About a 10-minute walk from Wat Phra Kaew is the impressive Wat Pho. This temple is most famous for the 46-metre long Reclining Buddha that lives here. So large that it almost spills out of its home, the Reclining Buddha is perhaps my favourite of Bangkok’s celebrity attractions. Aside from this massive Buddha there is plenty else to see. The grounds are sprawling with dozens of beautiful chedis and interesting Buddha images. Also located on the grounds is the famous Wat Pho massage school that trains masseuses who are then sent all over the country. After an hour or so wandering Wat Pho, stop in for an hour-long Thai massage before making your way to the last spot on the must-see tour.

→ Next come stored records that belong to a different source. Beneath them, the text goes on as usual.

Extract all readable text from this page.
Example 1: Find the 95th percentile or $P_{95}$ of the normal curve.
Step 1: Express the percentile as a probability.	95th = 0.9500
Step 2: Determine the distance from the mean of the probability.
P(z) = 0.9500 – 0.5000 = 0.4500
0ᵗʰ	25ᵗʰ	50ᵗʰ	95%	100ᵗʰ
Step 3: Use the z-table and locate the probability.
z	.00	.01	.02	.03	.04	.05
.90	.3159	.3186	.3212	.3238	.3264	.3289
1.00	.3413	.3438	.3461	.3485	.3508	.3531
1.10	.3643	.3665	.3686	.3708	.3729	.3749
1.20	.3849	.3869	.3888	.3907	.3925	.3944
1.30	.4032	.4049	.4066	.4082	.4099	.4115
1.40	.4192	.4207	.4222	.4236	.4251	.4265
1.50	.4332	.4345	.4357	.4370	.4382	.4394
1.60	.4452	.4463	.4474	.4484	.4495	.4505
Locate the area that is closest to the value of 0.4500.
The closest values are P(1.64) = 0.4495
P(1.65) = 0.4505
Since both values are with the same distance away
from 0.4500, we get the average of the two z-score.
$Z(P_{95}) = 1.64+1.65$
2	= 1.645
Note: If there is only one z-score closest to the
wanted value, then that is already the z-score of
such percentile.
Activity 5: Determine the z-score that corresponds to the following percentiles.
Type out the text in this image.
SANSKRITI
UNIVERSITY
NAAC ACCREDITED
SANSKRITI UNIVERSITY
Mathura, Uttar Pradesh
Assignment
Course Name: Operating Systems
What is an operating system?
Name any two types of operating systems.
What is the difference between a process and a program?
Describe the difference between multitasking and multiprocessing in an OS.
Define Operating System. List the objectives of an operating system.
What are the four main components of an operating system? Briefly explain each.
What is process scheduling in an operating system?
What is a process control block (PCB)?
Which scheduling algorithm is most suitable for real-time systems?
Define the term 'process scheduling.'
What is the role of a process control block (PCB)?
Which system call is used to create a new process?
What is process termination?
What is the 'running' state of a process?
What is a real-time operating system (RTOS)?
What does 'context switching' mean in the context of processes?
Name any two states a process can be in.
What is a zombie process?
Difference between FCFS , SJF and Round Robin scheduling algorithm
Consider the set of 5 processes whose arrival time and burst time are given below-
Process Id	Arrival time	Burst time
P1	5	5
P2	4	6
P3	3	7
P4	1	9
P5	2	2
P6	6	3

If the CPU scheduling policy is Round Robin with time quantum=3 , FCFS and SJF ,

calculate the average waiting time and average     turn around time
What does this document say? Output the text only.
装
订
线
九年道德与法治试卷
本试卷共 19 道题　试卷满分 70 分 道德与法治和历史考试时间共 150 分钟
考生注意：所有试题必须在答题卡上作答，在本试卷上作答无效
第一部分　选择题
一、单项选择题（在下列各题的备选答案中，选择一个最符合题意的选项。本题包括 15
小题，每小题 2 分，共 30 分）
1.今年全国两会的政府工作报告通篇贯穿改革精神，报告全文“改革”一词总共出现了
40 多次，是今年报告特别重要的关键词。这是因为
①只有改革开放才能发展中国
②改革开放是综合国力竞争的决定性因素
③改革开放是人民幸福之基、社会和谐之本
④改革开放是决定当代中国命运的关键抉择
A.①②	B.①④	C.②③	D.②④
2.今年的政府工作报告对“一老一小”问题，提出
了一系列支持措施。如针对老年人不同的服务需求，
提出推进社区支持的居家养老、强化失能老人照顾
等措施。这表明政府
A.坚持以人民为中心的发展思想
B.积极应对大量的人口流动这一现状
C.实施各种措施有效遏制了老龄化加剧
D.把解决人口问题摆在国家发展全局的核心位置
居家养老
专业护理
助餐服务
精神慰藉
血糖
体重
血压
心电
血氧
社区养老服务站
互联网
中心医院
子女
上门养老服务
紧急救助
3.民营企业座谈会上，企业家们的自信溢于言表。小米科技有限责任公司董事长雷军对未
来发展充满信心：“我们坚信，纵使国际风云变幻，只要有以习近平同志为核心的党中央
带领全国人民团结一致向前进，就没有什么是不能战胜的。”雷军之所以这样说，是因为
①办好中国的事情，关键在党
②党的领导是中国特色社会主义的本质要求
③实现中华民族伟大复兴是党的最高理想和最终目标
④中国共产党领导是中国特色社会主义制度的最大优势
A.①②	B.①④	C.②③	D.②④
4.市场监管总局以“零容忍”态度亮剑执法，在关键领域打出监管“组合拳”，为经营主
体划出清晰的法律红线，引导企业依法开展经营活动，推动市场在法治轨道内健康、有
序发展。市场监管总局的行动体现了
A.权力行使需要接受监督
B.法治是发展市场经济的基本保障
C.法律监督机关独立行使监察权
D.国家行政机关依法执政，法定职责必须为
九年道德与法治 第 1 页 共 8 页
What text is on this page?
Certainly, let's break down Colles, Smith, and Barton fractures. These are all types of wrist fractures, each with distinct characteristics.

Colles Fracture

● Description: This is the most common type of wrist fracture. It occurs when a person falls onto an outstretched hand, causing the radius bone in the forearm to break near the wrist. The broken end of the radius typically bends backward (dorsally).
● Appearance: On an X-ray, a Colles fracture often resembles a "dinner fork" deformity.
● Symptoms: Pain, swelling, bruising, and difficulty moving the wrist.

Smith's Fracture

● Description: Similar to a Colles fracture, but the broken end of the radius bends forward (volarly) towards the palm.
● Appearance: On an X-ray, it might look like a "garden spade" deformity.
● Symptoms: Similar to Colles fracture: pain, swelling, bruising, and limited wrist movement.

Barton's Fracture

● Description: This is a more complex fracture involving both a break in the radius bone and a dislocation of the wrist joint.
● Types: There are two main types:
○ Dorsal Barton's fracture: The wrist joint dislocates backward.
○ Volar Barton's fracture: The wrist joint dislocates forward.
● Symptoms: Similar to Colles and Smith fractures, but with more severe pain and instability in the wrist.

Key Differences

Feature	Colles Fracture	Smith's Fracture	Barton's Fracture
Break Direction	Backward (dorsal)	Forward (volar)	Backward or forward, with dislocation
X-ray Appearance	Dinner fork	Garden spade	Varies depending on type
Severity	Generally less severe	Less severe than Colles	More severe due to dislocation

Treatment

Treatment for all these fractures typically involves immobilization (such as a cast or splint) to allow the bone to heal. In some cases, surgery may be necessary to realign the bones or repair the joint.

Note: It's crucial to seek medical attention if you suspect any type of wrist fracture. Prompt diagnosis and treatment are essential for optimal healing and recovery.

Wat Pho is located on Thanon Samachai just south of the Grand Palace. Open daily 08:00-17:00, the price of admission is 50 baht. The temple is near the Tha Thien Chao Phraya River Express stop and is about a 10-minute walk from Wat Phra Kaew.
Located across the river, Wat Arun is one of Bangkok’s most ornate wats. Sitting right on the river banks, the thing to do at Wat Arun is climb the incredibly steep steps to the top of the prang to take in the views of the city and river. The entire temple is covered in shattered Chinese porcelain which spends all day showing of for visitors by glistening in the sun. About an hour at Wat Arun should be sufficient and if you’ve been moving at the speed of light then it is time to reward yourself with a pre happy-hour cocktail. If you go back across the river to Arun Residence on Soi Pratoo Nok Yoong, there is a posh rooftop bar and river restaurant, both ideal for watching the sun set over Wat Arun.
Wat Arun is located in Thonburi on Thanon Arun Amarin. Open daily 08:30-17:30, the price of admission is 50 baht. Take the cross-river ferry from the Tha Tien Chao Phraya Express stop which will drop you right at the wat.